Editor’s Note: In this series of articles, colleagues and friends of Tulane University President Scott Cowen write a remembrance of their work with him. Law professor Paul Barron recalls the traumatic period after Hurricane Katrina, when he took on the additional roles of interim provost, university marshal and chief information officer.
Law professor Paul Barron filled many roles at President Cowen’s request during and after Hurricane Katrina, including the job of university marshal during the Tulane Commencement Ceremony. (Photo by Paula Burch-Celentano)
I am sure that many of the people who provide memories of Scott Cowen’s presidency relate to Hurricane Katrina. I was privileged to work closely with the Tulane team as we resurrected Tulane and New Orleans.
Clearly, Scott was at the forefront of that work.

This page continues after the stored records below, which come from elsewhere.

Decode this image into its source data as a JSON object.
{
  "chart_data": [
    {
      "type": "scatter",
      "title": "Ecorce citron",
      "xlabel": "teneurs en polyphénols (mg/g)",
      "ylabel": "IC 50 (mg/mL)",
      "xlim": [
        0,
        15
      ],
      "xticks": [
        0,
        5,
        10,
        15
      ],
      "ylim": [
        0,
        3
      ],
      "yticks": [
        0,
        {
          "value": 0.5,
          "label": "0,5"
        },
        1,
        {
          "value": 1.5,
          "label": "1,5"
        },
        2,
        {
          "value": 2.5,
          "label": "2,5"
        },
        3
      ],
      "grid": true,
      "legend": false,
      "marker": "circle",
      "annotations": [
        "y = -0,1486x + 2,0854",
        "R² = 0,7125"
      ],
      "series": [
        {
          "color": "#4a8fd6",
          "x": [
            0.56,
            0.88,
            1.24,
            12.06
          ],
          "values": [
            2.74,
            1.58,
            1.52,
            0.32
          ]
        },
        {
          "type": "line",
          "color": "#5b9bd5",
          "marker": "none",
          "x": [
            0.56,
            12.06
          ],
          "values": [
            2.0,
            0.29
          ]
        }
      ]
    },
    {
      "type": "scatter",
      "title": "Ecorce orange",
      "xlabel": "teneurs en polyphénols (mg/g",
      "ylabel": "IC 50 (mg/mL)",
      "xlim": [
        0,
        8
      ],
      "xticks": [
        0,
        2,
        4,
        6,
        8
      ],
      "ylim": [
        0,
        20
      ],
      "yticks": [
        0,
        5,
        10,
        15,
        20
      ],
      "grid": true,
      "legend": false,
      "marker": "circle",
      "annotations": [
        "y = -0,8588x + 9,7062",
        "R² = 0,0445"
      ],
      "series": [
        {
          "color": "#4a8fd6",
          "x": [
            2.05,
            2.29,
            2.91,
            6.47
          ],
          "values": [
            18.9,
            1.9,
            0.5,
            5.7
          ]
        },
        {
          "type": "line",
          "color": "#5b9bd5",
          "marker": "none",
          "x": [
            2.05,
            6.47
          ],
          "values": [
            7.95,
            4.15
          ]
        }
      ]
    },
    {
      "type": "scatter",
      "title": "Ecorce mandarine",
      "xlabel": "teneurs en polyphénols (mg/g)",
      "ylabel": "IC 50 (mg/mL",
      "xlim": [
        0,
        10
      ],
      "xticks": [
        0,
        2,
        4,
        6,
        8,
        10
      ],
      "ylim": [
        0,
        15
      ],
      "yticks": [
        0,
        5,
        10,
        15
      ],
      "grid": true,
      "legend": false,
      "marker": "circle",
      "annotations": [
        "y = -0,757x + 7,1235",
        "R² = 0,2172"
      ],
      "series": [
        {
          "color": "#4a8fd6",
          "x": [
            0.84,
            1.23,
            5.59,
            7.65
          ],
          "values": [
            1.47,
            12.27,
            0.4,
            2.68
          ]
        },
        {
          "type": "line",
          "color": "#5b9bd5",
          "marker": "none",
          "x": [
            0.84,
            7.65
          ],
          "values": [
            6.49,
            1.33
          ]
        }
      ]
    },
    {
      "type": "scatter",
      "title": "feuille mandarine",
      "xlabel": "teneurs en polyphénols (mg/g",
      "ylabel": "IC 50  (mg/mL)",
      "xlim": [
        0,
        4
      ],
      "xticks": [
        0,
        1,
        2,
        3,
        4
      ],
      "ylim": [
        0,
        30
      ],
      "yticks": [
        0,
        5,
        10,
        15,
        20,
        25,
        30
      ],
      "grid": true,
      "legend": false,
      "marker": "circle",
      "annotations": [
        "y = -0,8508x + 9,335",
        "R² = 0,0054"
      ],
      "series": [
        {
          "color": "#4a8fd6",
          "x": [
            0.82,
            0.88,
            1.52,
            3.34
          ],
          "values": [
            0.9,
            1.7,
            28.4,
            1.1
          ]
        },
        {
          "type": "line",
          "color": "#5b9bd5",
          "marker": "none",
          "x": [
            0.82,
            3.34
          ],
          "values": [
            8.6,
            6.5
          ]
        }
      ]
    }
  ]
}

When all of us worried about whether we would succeed, Scott never wavered in telling us over and over that he was not worried that we would do so.
When we had returned to New Orleans, he confided to me that he, too, was worried that we would succeed, even though he never showed that.
I think that this was the hallmark of a true leader. He convinced me and the rest of us that his vision was ours. For me, he taught me many things in the time I worked with him, but the lessons during Katrina were the greatest.
I am very lucky to have worked for Scott, to be his colleague, to be his mentor, and most importantly, to be his friend. These memories will stay with me forever.